Rehoboth Homeowners, Witnesses React to Destructive Fire

Posted: Mar 13, 2018 5:12 PM Updated:

REHOBOTH BEACH, Del.- As Delaware state fire marshals investigate a blaze that destroyed two beach houses and damaged three others in Rehoboth Beach, some people in the area are already planning to rebuild.

"I feel bad but I also feel good that it's going to be reconstructed," says David Main, whose house was burned to the ground. "I think it'll be a chance to put up an even better house if we can."

Main was at his primary residence in Northern Virginia when he got an alert from his Sand Dune Drive home's alarm system. He said shortly thereafter he learned his home would be a total loss.

"I think everybody is just stunned that it would happen," he says.

The Delaware State Fire Marshal's office says it believes the house next to Main's is where the fire started. But the exact origin and cause have yet to be determined. Chief Deputy State Fire Marshal Harry Miller says he does not believe the house where the fire started had an automatic fire alarm system or sprinklers. At the moment, deputy state fire marshals are contacting witnesses and residents as part of the investigation.

"Anybody that was here yesterday smelled any odors, anything like that, we'll gladly take any information people have to offer," he says.

One witness was Everett Wodiska, a limo driver who was driving a client home when the fire started around 3 a.m. He says he immediately called 9-1-1.

"The fire was just enormous," he recalls. "The flames were at least 60 feet up into the air. It was clear as day across the lake."

Wodiska says the strong winds made him think the fire could spread southbound, a fear shared by Rehoboth Fire Chief Chuck Snyder. 
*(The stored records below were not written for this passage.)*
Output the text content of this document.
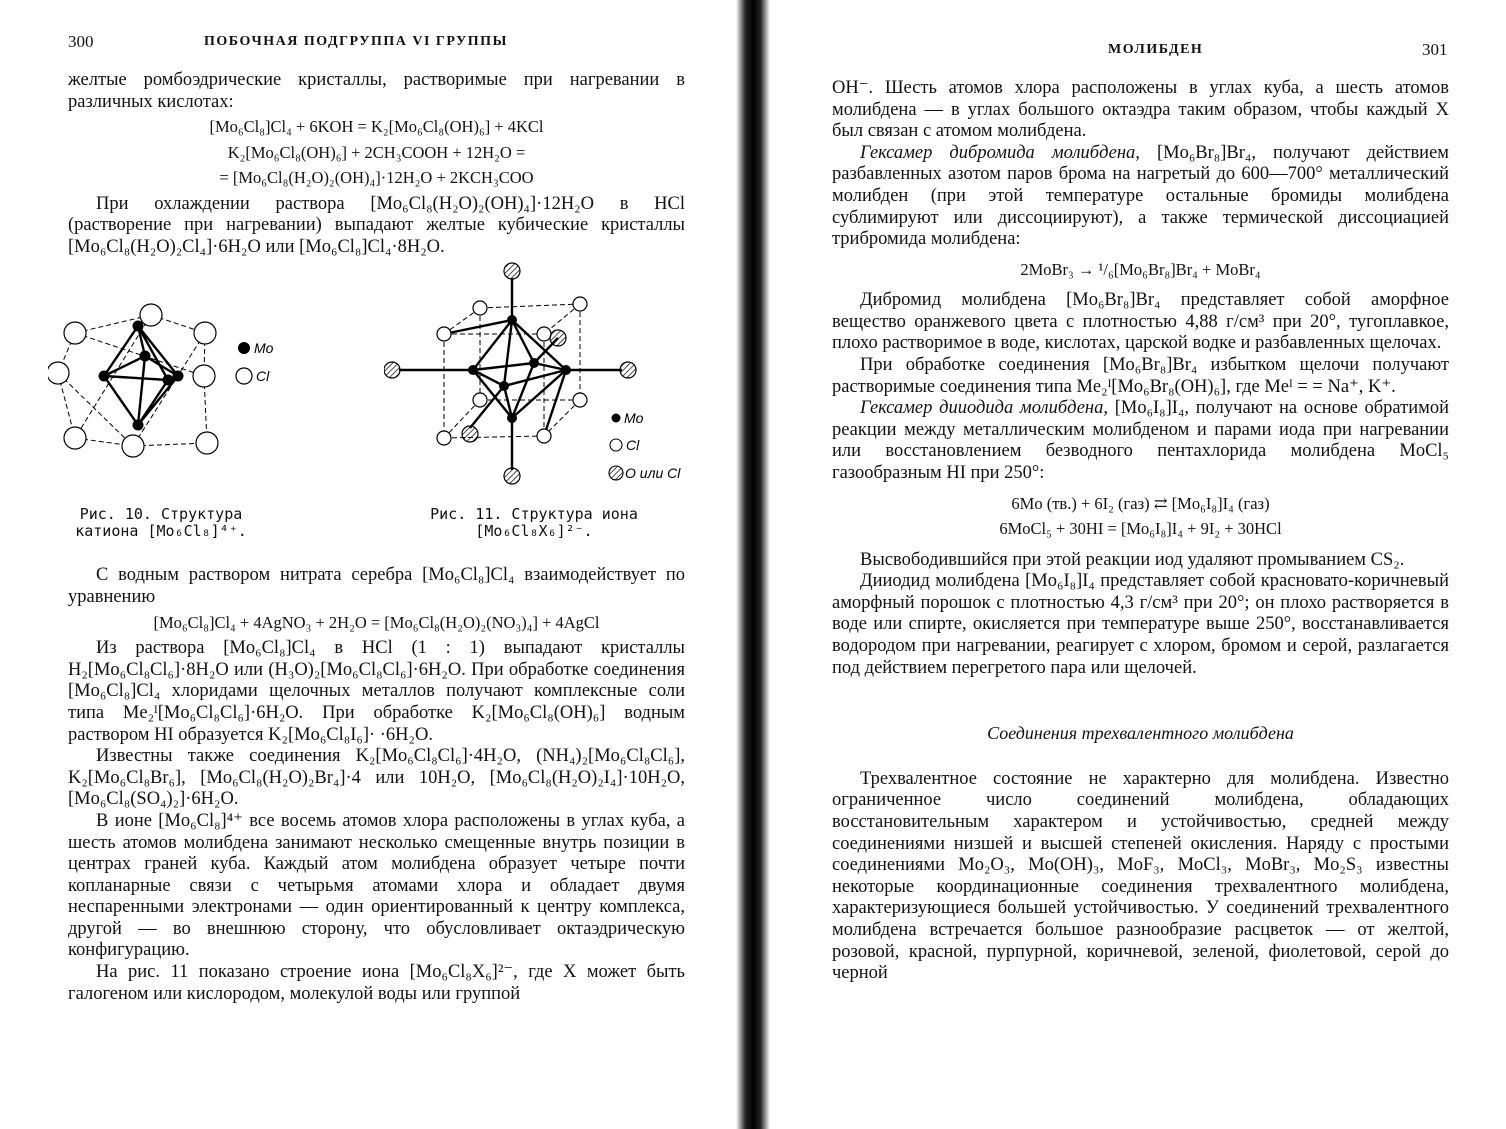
300	ПОБОЧНАЯ ПОДГРУППА VI ГРУППЫ

желтые ромбоэдрические кристаллы, растворимые при нагревании в различных кислотах:

[Mo₆Cl₈]Cl₄ + 6KOH = K₂[Mo₆Cl₈(OH)₆] + 4KCl
K₂[Mo₆Cl₈(OH)₆] + 2CH₃COOH + 12H₂O =
= [Mo₆Cl₈(H₂O)₂(OH)₄]·12H₂O + 2KCH₃COO

При охлаждении раствора [Mo₆Cl₈(H₂O)₂(OH)₄]·12H₂O в HCl (растворение при нагревании) выпадают желтые кубические кристаллы [Mo₆Cl₈(H₂O)₂Cl₄]·6H₂O или [Mo₆Cl₈]Cl₄·8H₂O.

Mo
Cl
Mo
Cl
O или Cl
Рис. 10. Структура катиона [Mo₆Cl₈]⁴⁺.
Рис. 11. Структура иона [Mo₆Cl₈X₆]²⁻.

С водным раствором нитрата серебра [Mo₆Cl₈]Cl₄ взаимодействует по уравнению

[Mo₆Cl₈]Cl₄ + 4AgNO₃ + 2H₂O = [Mo₆Cl₈(H₂O)₂(NO₃)₄] + 4AgCl

Из раствора [Mo₆Cl₈]Cl₄ в HCl (1 : 1) выпадают кристаллы H₂[Mo₆Cl₈Cl₆]·8H₂O или (H₃O)₂[Mo₆Cl₈Cl₆]·6H₂O. При обработке соединения [Mo₆Cl₈]Cl₄ хлоридами щелочных металлов получают комплексные соли типа Me₂ᴵ[Mo₆Cl₈Cl₆]·6H₂O. При обработке K₂[Mo₆Cl₈(OH)₆] водным раствором HI образуется K₂[Mo₆Cl₈I₆]· ·6H₂O.

Известны также соединения K₂[Mo₆Cl₈Cl₆]·4H₂O, (NH₄)₂[Mo₆Cl₈Cl₆], K₂[Mo₆Cl₈Br₆], [Mo₆Cl₈(H₂O)₂Br₄]·4 или 10H₂O, [Mo₆Cl₈(H₂O)₂I₄]·10H₂O, [Mo₆Cl₈(SO₄)₂]·6H₂O.

В ионе [Mo₆Cl₈]⁴⁺ все восемь атомов хлора расположены в углах куба, а шесть атомов молибдена занимают несколько смещенные внутрь позиции в центрах граней куба. Каждый атом молибдена образует четыре почти копланарные связи с четырьмя атомами хлора и обладает двумя неспаренными электронами — один ориентированный к центру комплекса, другой — во внешнюю сторону, что обусловливает октаэдрическую конфигурацию.

На рис. 11 показано строение иона [Mo₆Cl₈X₆]²⁻, где X может быть галогеном или кислородом, молекулой воды или группой

МОЛИБДЕН	301

OH⁻. Шесть атомов хлора расположены в углах куба, а шесть атомов молибдена — в углах большого октаэдра таким образом, чтобы каждый X был связан с атомом молибдена.

Гексамер дибромида молибдена, [Mo₆Br₈]Br₄, получают действием разбавленных азотом паров брома на нагретый до 600—700° металлический молибден (при этой температуре остальные бромиды молибдена сублимируют или диссоциируют), а также термической диссоциацией трибромида молибдена:

2MoBr₃ → ¹/₆[Mo₆Br₈]Br₄ + MoBr₄

Дибромид молибдена [Mo₆Br₈]Br₄ представляет собой аморфное вещество оранжевого цвета с плотностью 4,88 г/см³ при 20°, тугоплавкое, плохо растворимое в воде, кислотах, царской водке и разбавленных щелочах.

При обработке соединения [Mo₆Br₈]Br₄ избытком щелочи получают растворимые соединения типа Me₂ᴵ[Mo₆Br₈(OH)₆], где Meᴵ = = Na⁺, K⁺.

Гексамер дииодида молибдена, [Mo₆I₈]I₄, получают на основе обратимой реакции между металлическим молибденом и парами иода при нагревании или восстановлением безводного пентахлорида молибдена MoCl₅ газообразным HI при 250°:

6Mo (тв.) + 6I₂ (газ) ⇄ [Mo₆I₈]I₄ (газ)
6MoCl₅ + 30HI = [Mo₆I₈]I₄ + 9I₂ + 30HCl

Высвободившийся при этой реакции иод удаляют промыванием CS₂.

Дииодид молибдена [Mo₆I₈]I₄ представляет собой красновато-коричневый аморфный порошок с плотностью 4,3 г/см³ при 20°; он плохо растворяется в воде или спирте, окисляется при температуре выше 250°, восстанавливается водородом при нагревании, реагирует с хлором, бромом и серой, разлагается под действием перегретого пара или щелочей.

Соединения трехвалентного молибдена

Трехвалентное состояние не характерно для молибдена. Известно ограниченное число соединений молибдена, обладающих восстановительным характером и устойчивостью, средней между соединениями низшей и высшей степеней окисления. Наряду с простыми соединениями Mo₂O₃, Mo(OH)₃, MoF₃, MoCl₃, MoBr₃, Mo₂S₃ известны некоторые координационные соединения трехвалентного молибдена, характеризующиеся большей устойчивостью. У соединений трехвалентного молибдена встречается большое разнообразие расцветок — от желтой, розовой, красной, пурпурной, коричневой, зеленой, фиолетовой, серой до черной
"The houses to the south were in real grave danger," he says. "The folks that came and assisted us from Lewes and Bethany Beach set up their ladder trucks here and saved those two structures from burning down. There is damage to them, however they are still standing so that's a testament to the winds that were blowing here and what those guys had to put up with."

Snyder says cold temperatures and low water pressure from a nearby hydrant also were challenging for operations, with the latter requiring crews to pump water from Silver Like.

The State Fire Marshal's office estimates the damages to be worth around $5 million.